Супер вообще! А я что, доктор Хаус? Я слишком хорошо знала маму, она никогда не болела, в крайнем случае на ходу глотала лекарства. И я совсем не понимала, как мне реагировать. Ну хорошо, я сейчас схвачу такси, метнусь в аэропорт. Когда ближайший рейс до Энска? Вряд ли самолёты на мою затрапезную родину летают каждый час. И дальше что делать?
— Мама, вызови «Скорую», — озвучила я первую рациональную мысль, которая пришла в голову, заранее зная, что мама её отвергнет.
— Уже вызвала, — отозвалась трубка так тихо, что мне пришлось прибавить громкость. — Боюсь в больницу заберут. Как Маруся одна останется? А точка как?
Ну конечно, вот зачем доченька нужна. Кошку Марусю кормить. Ещё и точка. Насколько я помню, мама сейчас занималась овощами. Взяла в аренду маленький павильончик в нашем спальном районе и снабжала витаминами всех ленивых, кто не хотел тащиться до рынка и готов был переплачивать за собственный комфорт. Мама говорила, бизнес прибыльный, вот только портились овощи и фрукты быстро, так что приходилось работать без выходных.
— Мам, у меня вообще-то работа, семья, — пробормотала я.

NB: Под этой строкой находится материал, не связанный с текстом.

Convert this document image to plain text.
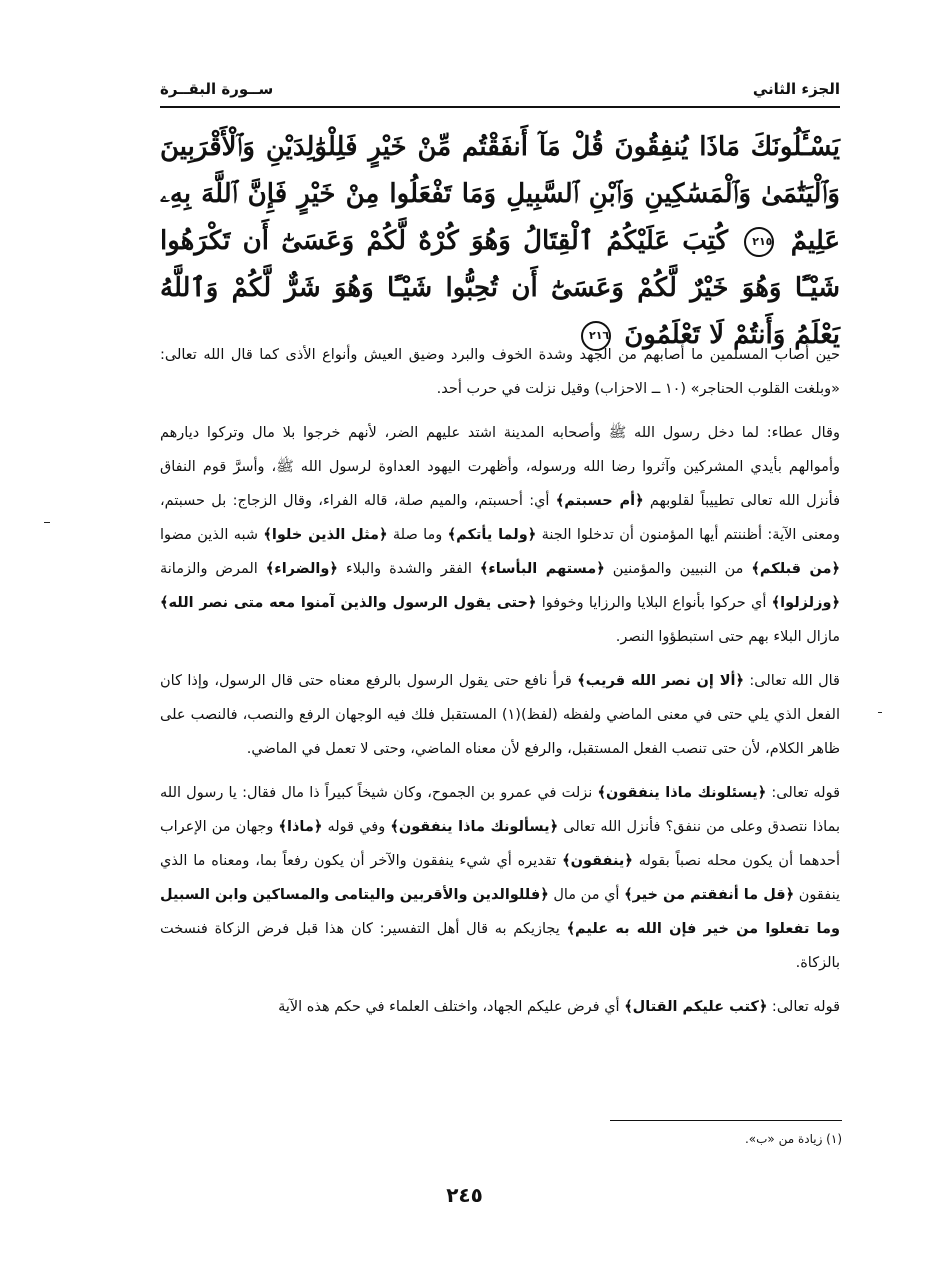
الجزء الثاني
ســورة البقــرة
يَسْـَٔلُونَكَ مَاذَا يُنفِقُونَ قُلْ مَآ أَنفَقْتُم مِّنْ خَيْرٍ فَلِلْوَٰلِدَيْنِ وَٱلْأَقْرَبِينَ وَٱلْيَتَٰمَىٰ وَٱلْمَسَٰكِينِ وَٱبْنِ ٱلسَّبِيلِ وَمَا تَفْعَلُوا مِنْ خَيْرٍ فَإِنَّ ٱللَّهَ بِهِۦ عَلِيمٌ ٢١٥ كُتِبَ عَلَيْكُمُ ٱلْقِتَالُ وَهُوَ كُرْهٌ لَّكُمْ وَعَسَىٰٓ أَن تَكْرَهُوا شَيْـًٔا وَهُوَ خَيْرٌ لَّكُمْ وَعَسَىٰٓ أَن تُحِبُّوا شَيْـًٔا وَهُوَ شَرٌّ لَّكُمْ وَٱللَّهُ يَعْلَمُ وَأَنتُمْ لَا تَعْلَمُونَ ٢١٦

حين أصاب المسلمين ما أصابهم من الجهد وشدة الخوف والبرد وضيق العيش وأنواع الأذى كما قال الله تعالى: «وبلغت القلوب الحناجر» (١٠ ــ الاحزاب) وقيل نزلت في حرب أحد.

وقال عطاء: لما دخل رسول الله ﷺ وأصحابه المدينة اشتد عليهم الضر، لأنهم خرجوا بلا مال وتركوا ديارهم وأموالهم بأيدي المشركين وآثروا رضا الله ورسوله، وأظهرت اليهود العداوة لرسول الله ﷺ، وأسرَّ قوم النفاق فأنزل الله تعالى تطييباً لقلوبهم ﴿أم حسبتم﴾ أي: أحسبتم، والميم صلة، قاله الفراء، وقال الزجاج: بل حسبتم، ومعنى الآية: أظننتم أيها المؤمنون أن تدخلوا الجنة ﴿ولما يأتكم﴾ وما صلة ﴿مثل الذين خلوا﴾ شبه الذين مضوا ﴿من قبلكم﴾ من النبيين والمؤمنين ﴿مستهم البأساء﴾ الفقر والشدة والبلاء ﴿والضراء﴾ المرض والزمانة ﴿وزلزلوا﴾ أي حركوا بأنواع البلايا والرزايا وخوفوا ﴿حتى يقول الرسول والذين آمنوا معه متى نصر الله﴾ مازال البلاء بهم حتى استبطؤوا النصر.

قال الله تعالى: ﴿ألا إن نصر الله قريب﴾ قرأ نافع حتى يقول الرسول بالرفع معناه حتى قال الرسول، وإذا كان الفعل الذي يلي حتى في معنى الماضي ولفظه (لفظ)(١) المستقبل فلك فيه الوجهان الرفع والنصب، فالنصب على ظاهر الكلام، لأن حتى تنصب الفعل المستقبل، والرفع لأن معناه الماضي، وحتى لا تعمل في الماضي.

قوله تعالى: ﴿يسئلونك ماذا ينفقون﴾ نزلت في عمرو بن الجموح، وكان شيخاً كبيراً ذا مال فقال: يا رسول الله بماذا نتصدق وعلى من ننفق؟ فأنزل الله تعالى ﴿يسألونك ماذا ينفقون﴾ وفي قوله ﴿ماذا﴾ وجهان من الإعراب أحدهما أن يكون محله نصباً بقوله ﴿ينفقون﴾ تقديره أي شيء ينفقون والآخر أن يكون رفعاً بما، ومعناه ما الذي ينفقون ﴿قل ما أنفقتم من خير﴾ أي من مال ﴿فللوالدين والأقربين واليتامى والمساكين وابن السبيل وما تفعلوا من خير فإن الله به عليم﴾ يجازيكم به قال أهل التفسير: كان هذا قبل فرض الزكاة فنسخت بالزكاة.

قوله تعالى: ﴿كتب عليكم القتال﴾ أي فرض عليكم الجهاد، واختلف العلماء في حكم هذه الآية

(١) زيادة من «ب».
٢٤٥
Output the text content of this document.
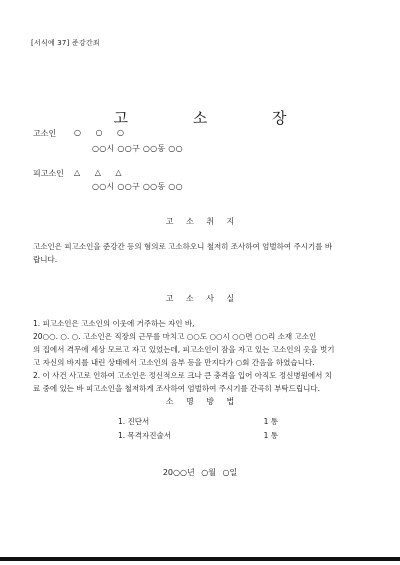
[서식예 37] 준강간죄
고 소 장
고소인 ○ ○ ○
○○시 ○○구 ○○동 ○○
피고소인 △ △ △
○○시 ○○구 ○○동 ○○
고 소 취 지
고소인은 피고소인을 준강간 등의 혐의로 고소하오니 철저히 조사하여 엄벌하여 주시기를 바
랍니다.
고 소 사 실
1. 피고소인은 고소인의 이웃에 거주하는 자인 바,
20○○. ○. ○. 고소인은 직장의 근무를 마치고 ○○도 ○○시 ○○면 ○○리 소재 고소인
의 집에서 격무에 세상 모르고 자고 있었는데, 피고소인이 잠을 자고 있는 고소인의 옷을 벗기
고 자신의 바지를 내린 상태에서 고소인의 음부 등을 만지다가 ○회 간음을 하였습니다.
2. 이 사건 사고로 인하여 고소인은 정신적으로 크나 큰 충격을 입어 아직도 정신병원에서 치
료 중에 있는 바 피고소인을 철저하게 조사하여 엄벌하여 주시기를 간곡히 부탁드립니다.
소 명 방 법
1. 진단서	1 통
1. 목격자진술서	1 통
20○○년 ○월 ○일
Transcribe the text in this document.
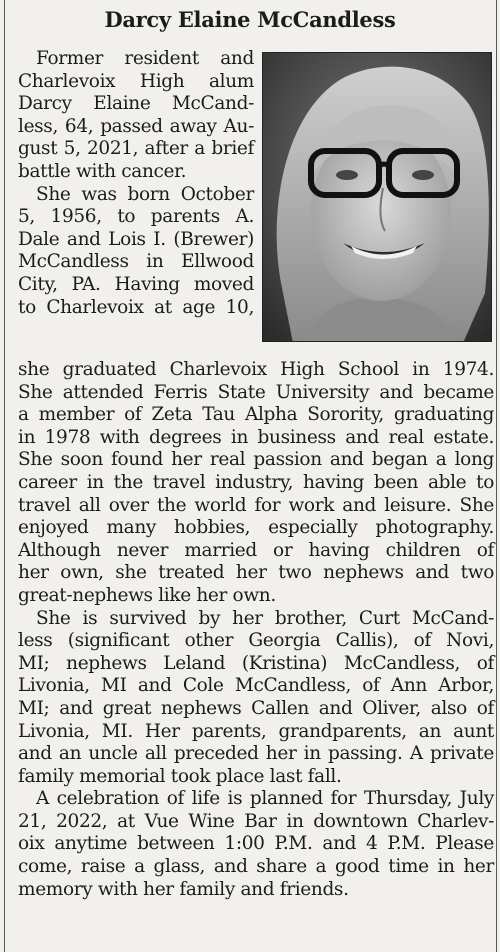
Darcy Elaine McCandless
Former resident and
Charlevoix High alum
Darcy Elaine McCand-
less, 64, passed away Au-
gust 5, 2021, after a brief
battle with cancer.
She was born October
5, 1956, to parents A.
Dale and Lois I. (Brewer)
McCandless in Ellwood
City, PA. Having moved
to Charlevoix at age 10,
she graduated Charlevoix High School in 1974.
She attended Ferris State University and became
a member of Zeta Tau Alpha Sorority, graduating
in 1978 with degrees in business and real estate.
She soon found her real passion and began a long
career in the travel industry, having been able to
travel all over the world for work and leisure. She
enjoyed many hobbies, especially photography.
Although never married or having children of
her own, she treated her two nephews and two
great-nephews like her own.
She is survived by her brother, Curt McCand-
less (significant other Georgia Callis), of Novi,
MI; nephews Leland (Kristina) McCandless, of
Livonia, MI and Cole McCandless, of Ann Arbor,
MI; and great nephews Callen and Oliver, also of
Livonia, MI. Her parents, grandparents, an aunt
and an uncle all preceded her in passing. A private
family memorial took place last fall.
A celebration of life is planned for Thursday, July
21, 2022, at Vue Wine Bar in downtown Charlev-
oix anytime between 1:00 P.M. and 4 P.M. Please
come, raise a glass, and share a good time in her
memory with her family and friends.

В Энск отчаянно не хотелось. Плевать мне на Марусю, пусть вот соседка её кормит. Точка… А что точка? Мне за прилавок встать, что ли? Ну сгниёт товар, ну и чёрт бы с ним. Вышлю маме денег, переведу с карточки. Но получалось как-то нехорошо. Всё же мама. А если что-нибудь серьёзное? Не прощу же себе потом.
— Я узнаю, что там с билетами, — буркнула я в трубку. — А ты позвони, когда «Скорая» приедет.
Спустя полчаса стало понятно, что в Энск я всё-таки еду. «Скорая» действительно увезла маму в больницу, да ещё и во Вторую. А в Энске все знают, что если хочешь получить помощь, а не просто проваляться несколько дней на койке, надо ехать в Первую. Уж не знаю, как мама не договорилась с врачами «Скорой», обычно она умела находить компромисс с любыми людьми. Наверное, и правда плохо себя чувствовала.
К тому же я на удивление быстро нашла удобный рейс до Энска, на который как раз успевала. Собирать мне было нечего, кинула в сумку смену белья, пару сарафанов, да запасной топ. Всё равно я в Энске не задержусь, я просто не выдержу в родном городе больше, чем пару дней. Проведаю маму, выясню диагноз, дам, что там полагается врачам, а может, и в другую больницу её переведу, и вернусь.
С этими мыслями я вызвала такси. Садясь в типовую «Реношку» с шашечками, бросила грустный взгляд на свою девочку, так же одиноко стоящую возле дома.
— Не скучай, я скоро вернусь, — прошептала я машинке и влезла в такси.
О том, что стоило бы предупредить Тиграна, я даже не подумала.
* * *
У меня складывались странные отношения с городом детства. Пока я в нём жила, мне было всё равно. Город и город, обычный, привычный. Когда из него уезжала, немного грустила. А может, просто боялась неизвестной и непонятной Москвы.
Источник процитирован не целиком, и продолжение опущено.